А я вдруг вспомнила слова Галины Юфимец, школьного завхоза: "Мы Россию не подведём! Мы всё выдержим. Мы очень сильные!"
Отцов-основателей Донецкой Народной Республики осталось совсем немного. Андрея Пургина, одного из идеологов "Русской весны", я помню ещё по 2014 году. Тогда в апреле Донбасс забурлил. На площадь Ленина в Донецке толпами шли работяги с мозолистыми руками. Шёл рабочий класс, растерянный и разгневанный после Майдана. У людей просто была потребность выйти, их никто не организовывал. Да, они говорили сумбурно, некрасиво, косноязычно. Они не привыкли выражать свои мысли. Восток Украины всегда работал и политикой не интересовался. Но произошёл тектонический сдвиг в обществе. Стало ясно: как прежде уже не будет.
Я свидетель тех удивительных и страшных событий, которые грохотали изо дня в день всю весну и лето 2014 года.
— Всё, о чём мы с вами тогда мечтали, сбылось. Донбасс вошёл в состав России, но какой ценой. Это того стоило? — спрашиваю я Андрея Пургина.
— Безусловно. Вам жить в неволе или очень дорого купить свою свободу? Все понимали, что Донбасс — это регион, об который Украина будет вытирать ноги и мстить десятилетиями. Мы для них были "схидняки" (восточные люди). До "москалей" они дотянуться не могли, а "схидняки" — это внутренний враг, который вызывает дикую незамутнённую ненависть вплоть до дрожания рук. Вопрос стоял так: остаться жить с согнутой шеей или попытаться вырваться? В 1928 году Донбасс был присоединён к Украине с формулировкой "для увеличения количества пролетариата". Поэтому сначала Донбасс должен был получить суверенитет, и мы провели самый демократичный референдум в мире. Мы не брали в руки оружие, мы брали в руки бюллетени. Против референдума Украина бросила танки, БТРы, самолёты, вооружила отпетых нацистов, убивающих мирных граждан. Мы заплатили самую тяжёлую цену за свободу — отдали жизни лучших сынов Донбасса.
В 2022 году у России не было выбора. Все понимали, что ситуация в Донбассе меняется, как в июне 1941 года. Когда все видят, что вот-вот нападут, но не понимают, когда. Украина "съела" нейтральную зону, откусывала целые "серые" районы, увеличила количество солдат в четыре-пять раз. Это была вынужденная спецоперация по спасению русских людей.
— Вы идеолог. Почему мы проигрываем идеологическую битву?
— Русская цивилизационная матрица конкурентна по отношению к западноевропейской. Поэтому западная цивилизационная модель всегда стремится уничтожить русскую модель. Физически и идеологически. Запад пытается доказать, что есть альтернатива русской цивилизации.
— Вы имеете в виду Польшу, которая веками предлагает альтернативный славянский проект?

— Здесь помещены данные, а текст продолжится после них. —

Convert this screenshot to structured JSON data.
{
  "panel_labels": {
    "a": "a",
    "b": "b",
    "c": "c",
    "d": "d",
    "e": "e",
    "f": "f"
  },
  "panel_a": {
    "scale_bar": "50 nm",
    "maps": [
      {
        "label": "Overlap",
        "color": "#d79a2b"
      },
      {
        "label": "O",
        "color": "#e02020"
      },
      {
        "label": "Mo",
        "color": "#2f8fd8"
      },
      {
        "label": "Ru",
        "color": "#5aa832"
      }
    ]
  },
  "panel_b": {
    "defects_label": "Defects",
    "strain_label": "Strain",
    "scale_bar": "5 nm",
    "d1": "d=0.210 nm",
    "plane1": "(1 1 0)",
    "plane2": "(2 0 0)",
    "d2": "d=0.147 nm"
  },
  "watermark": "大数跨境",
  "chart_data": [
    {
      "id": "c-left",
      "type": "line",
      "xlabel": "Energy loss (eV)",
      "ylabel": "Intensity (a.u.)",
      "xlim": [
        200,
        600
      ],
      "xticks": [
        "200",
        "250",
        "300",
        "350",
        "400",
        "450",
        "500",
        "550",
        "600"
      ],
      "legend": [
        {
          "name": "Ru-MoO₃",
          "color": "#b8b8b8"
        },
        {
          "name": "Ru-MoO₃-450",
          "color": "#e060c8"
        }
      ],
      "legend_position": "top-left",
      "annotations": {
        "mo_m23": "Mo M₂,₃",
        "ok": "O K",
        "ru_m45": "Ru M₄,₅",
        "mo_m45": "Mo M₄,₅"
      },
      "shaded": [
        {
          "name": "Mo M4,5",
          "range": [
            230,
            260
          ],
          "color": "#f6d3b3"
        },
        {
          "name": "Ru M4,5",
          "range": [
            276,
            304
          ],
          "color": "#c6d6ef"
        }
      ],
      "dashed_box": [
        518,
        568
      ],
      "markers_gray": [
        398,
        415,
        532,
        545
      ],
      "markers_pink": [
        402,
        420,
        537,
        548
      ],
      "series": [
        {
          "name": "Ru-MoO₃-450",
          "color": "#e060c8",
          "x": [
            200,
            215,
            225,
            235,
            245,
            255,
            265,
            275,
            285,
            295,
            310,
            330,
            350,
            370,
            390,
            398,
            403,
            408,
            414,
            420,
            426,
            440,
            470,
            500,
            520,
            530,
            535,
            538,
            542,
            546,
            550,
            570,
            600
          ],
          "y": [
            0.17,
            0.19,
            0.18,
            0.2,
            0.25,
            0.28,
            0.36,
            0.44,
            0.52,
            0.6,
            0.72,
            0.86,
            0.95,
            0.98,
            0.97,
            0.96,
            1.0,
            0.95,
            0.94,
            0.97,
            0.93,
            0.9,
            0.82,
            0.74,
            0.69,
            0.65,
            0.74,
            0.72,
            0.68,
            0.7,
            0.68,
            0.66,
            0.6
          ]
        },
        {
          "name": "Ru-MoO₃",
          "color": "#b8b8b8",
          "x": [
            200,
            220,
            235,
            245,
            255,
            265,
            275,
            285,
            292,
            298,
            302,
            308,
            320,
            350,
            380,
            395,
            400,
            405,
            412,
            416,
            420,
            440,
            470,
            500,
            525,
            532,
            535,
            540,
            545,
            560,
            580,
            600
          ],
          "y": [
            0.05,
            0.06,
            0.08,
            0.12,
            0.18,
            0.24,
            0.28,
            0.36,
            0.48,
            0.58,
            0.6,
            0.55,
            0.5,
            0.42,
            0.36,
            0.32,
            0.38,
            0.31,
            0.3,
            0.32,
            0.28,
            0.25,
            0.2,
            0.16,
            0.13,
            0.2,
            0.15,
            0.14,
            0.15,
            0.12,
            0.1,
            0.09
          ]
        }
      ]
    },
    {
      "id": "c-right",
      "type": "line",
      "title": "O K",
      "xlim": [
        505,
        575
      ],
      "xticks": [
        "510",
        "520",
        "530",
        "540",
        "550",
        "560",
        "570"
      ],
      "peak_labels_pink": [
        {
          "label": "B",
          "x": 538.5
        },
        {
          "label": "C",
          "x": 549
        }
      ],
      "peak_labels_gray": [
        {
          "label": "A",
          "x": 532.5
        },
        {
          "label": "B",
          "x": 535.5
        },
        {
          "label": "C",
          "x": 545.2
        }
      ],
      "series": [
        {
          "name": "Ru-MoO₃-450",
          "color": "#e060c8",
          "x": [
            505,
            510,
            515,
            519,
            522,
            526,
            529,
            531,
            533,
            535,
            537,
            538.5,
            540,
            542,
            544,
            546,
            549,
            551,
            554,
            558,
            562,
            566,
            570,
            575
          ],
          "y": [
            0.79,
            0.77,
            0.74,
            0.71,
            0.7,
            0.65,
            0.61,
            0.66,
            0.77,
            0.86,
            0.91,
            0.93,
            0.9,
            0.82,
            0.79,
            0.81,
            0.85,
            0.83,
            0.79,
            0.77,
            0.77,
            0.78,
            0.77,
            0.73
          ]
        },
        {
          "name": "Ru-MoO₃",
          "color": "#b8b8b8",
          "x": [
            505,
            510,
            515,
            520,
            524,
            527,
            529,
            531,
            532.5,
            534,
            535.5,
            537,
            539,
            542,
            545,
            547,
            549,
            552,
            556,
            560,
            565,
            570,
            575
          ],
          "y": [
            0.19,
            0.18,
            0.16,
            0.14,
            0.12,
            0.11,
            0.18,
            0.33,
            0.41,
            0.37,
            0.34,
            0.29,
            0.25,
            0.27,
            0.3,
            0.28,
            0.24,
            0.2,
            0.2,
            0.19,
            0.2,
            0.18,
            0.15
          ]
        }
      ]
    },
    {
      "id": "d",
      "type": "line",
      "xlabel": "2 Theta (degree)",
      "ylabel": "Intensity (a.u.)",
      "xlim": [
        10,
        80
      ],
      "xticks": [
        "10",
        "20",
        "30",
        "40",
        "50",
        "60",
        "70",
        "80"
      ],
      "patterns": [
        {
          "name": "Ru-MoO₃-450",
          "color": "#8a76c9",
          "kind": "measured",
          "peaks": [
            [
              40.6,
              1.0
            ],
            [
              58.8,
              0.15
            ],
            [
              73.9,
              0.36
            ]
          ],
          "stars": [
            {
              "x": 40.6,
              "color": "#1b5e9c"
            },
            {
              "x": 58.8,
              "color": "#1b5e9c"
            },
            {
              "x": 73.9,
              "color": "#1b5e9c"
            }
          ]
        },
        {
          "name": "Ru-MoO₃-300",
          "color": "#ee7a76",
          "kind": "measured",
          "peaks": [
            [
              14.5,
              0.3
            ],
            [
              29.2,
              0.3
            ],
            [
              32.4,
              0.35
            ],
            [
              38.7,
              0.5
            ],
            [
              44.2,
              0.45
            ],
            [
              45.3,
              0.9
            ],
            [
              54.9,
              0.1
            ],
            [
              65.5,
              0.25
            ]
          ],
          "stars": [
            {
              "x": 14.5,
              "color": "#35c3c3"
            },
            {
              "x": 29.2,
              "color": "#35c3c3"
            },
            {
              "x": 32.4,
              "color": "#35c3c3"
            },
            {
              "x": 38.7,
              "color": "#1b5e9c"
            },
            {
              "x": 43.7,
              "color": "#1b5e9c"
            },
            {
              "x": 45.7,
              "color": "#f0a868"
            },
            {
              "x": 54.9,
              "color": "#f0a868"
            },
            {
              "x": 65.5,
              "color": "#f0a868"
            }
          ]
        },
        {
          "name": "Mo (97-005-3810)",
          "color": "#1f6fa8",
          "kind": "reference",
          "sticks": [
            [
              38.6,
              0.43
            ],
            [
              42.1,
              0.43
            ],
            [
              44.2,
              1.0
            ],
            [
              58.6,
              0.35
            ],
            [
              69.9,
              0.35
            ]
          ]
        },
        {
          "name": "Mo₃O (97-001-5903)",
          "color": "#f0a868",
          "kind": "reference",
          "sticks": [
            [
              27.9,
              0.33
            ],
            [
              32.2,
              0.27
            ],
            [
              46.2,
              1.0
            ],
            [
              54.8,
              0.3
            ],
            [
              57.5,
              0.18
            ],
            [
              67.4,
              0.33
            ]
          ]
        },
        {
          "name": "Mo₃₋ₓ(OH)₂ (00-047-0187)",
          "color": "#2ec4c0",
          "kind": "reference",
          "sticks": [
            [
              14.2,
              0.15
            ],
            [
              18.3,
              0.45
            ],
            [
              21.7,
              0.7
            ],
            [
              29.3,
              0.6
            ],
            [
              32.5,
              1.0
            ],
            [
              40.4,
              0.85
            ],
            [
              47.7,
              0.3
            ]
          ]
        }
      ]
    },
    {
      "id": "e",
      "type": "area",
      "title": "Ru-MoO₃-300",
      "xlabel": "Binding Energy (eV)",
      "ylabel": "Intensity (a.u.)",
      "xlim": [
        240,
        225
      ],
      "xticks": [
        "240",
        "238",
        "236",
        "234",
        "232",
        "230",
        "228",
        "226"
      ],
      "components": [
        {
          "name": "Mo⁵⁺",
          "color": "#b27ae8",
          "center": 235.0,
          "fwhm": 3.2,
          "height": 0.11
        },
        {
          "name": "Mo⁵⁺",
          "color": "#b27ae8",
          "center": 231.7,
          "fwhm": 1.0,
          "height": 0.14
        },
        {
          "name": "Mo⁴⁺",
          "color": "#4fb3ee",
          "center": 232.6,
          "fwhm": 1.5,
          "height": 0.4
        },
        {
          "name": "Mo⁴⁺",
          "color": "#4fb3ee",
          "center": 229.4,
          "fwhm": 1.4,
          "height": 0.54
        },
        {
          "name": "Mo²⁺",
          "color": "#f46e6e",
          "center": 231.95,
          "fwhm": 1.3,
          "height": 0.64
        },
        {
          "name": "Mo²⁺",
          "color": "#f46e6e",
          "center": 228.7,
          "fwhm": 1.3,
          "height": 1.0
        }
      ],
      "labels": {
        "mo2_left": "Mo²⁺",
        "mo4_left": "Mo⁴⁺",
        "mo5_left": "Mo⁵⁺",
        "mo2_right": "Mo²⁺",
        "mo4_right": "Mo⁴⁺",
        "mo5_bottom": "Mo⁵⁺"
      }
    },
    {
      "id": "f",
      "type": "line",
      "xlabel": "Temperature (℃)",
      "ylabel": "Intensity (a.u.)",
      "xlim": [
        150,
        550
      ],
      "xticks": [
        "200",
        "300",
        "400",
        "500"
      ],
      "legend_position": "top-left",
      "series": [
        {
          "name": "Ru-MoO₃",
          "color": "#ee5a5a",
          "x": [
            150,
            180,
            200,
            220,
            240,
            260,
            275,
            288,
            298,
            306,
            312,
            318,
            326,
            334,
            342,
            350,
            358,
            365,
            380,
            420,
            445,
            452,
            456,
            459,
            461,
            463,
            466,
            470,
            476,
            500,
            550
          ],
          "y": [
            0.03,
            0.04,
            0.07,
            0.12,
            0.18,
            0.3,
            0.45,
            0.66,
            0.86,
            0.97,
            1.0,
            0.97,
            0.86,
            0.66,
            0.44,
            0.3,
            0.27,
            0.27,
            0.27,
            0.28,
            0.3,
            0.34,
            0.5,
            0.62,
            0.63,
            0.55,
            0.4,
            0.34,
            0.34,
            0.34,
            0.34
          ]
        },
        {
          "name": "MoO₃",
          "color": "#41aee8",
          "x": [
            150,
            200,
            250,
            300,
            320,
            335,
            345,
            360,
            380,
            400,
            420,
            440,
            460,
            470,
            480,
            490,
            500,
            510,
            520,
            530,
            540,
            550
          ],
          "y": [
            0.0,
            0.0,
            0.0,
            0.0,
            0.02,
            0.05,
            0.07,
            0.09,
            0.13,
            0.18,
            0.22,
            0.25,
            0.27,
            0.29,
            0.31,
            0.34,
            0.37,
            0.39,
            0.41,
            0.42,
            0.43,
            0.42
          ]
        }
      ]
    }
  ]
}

— Конечно. Западный проект европейских славян, где славяне являются обслуживающим персоналом. А он отрицает право России иметь собственный цивилизационный проект. В чём суть? Есть некие дикари, орки, угро-финны, которые захватили седьмую часть суши и пользуются ею. Надо у них всё забрать.
— Что Россия может предложить?
— Русская цивилизация — это цивилизация прежде всего справедливости. Россия фактически объявляет антиколониальный поход к равенству, бросая вызов западному миру. А поход должен быть за правду.
Мы должны бороться не за территории, а за людей. Фактически мы выступаем защитниками так называемого "второго и третьего мира", против "первого". Вот вам яркий пример несправедливости: "первый мир" требует зелёной повестки, при этом он потребляет 80 процентов мировой электроэнергии. Очень хорошо требовать зелёной повестки за счёт других: мол, мы "зелёные" и чистенькие, а вы загаживаете планету. И тут очень тонкие материи включаются. Не поймут нас ни Индия, ни Китай, ни Африка, если мы применим тактическое ядерное оружие против людей, которых мы считаем своими в будущем. Поэтому, с одной стороны, Россия действует с позиции силы, а с другой стороны — ограничена мировым общественным мнением.
В любом случае переговоры с Западом невозможны. Европа исключила российскую власть из жизни и лишила её легальности и легитимности. Мол, мы не признаём вас властью, вы уголовные преступники, а с уголовниками мы не разговариваем. Мы будем разговаривать со следующей российской властью. А значит, отступать нам некуда.